Kürtçede süt sağım işi ‘’dotun’’ mastarı ile karşılanır. Bu fiilin bazı kipleri ise ‘’doş’’

şeklindedir. Ancak sürünün sağım işi ‘’beri ‘’ adını alır. Beri kelimesi bir mastar değil, isimdir. Beri işini yapan hanım sağıcılara ise ’’ berivan’’ denir.
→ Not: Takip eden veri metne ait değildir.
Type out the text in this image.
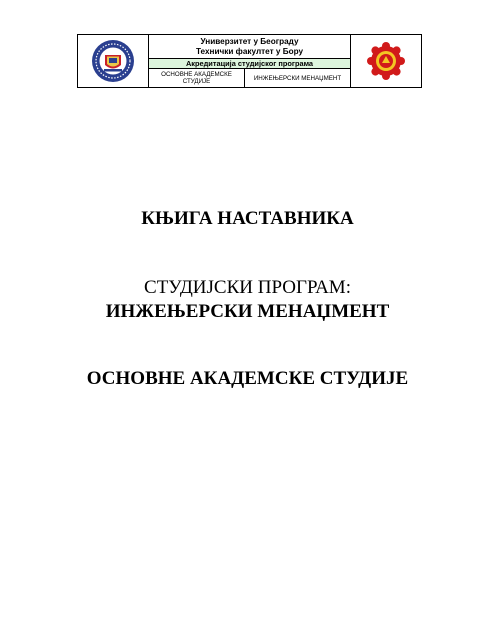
Универзитет у Београду
Технички факултет у Бору
Акредитација студијског програма
ОСНОВНЕ АКАДЕМСКЕ СТУДИЈЕ	ИНЖЕЊЕРСКИ МЕНАЏМЕНТ
КЊИГА НАСТАВНИКА
СТУДИЈСКИ ПРОГРАМ:
ИНЖЕЊЕРСКИ МЕНАЏМЕНТ
ОСНОВНЕ АКАДЕМСКЕ СТУДИЈЕ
Sürünün Sağım işi, mevsime göre değişen seanslarla yapılır. Mesela meraların zengin olduğu bahar aylarında sürü günde iki defa sağılır. O aylarda sürü merada kolayca doyduğu için sabah erkenden evden çıkar. Güneş yaklaşık 45 derece yükselince eve gelir. Bu esnada beri yapılırdı. Beri için oğlak ve kuzular annelerinin yanına salınır.Yavru bir miktar süt emdikten sonra Berivanlar anne hayvanın kalan sütünü sağarlar. Yaz aylarında ise sağım sayısı günde bir defaya iner. Yaz aylarında sürü eve gelmez geceyi de kırda geçirir. Sürünün kırda gecelemesine ‘’ guver’’ diye adlandırılır. İşte bu şevin esnasında ,sürü sahiplerinin kız ve gelinleri, kollarına sitil ve helkeler asarak süt sağmaya gider. Sağım işi için mümkün olduğunca çocuk ve gençler de götürülür. Bunlar, ele gelmeyen, yakalanamayan, kaçan çobanlarla köpeklerinin günlük yiyeceklerini de beraberlerinde götürürler.Beri yollarında çeşetli şarkı ve türküler söylenir, hikaye, hatıra ve fıkralar anlatılır. Beride birbirlerine aşık olan gençler uzaktan da olsa birbirlerini görme fırsatını elde ederler.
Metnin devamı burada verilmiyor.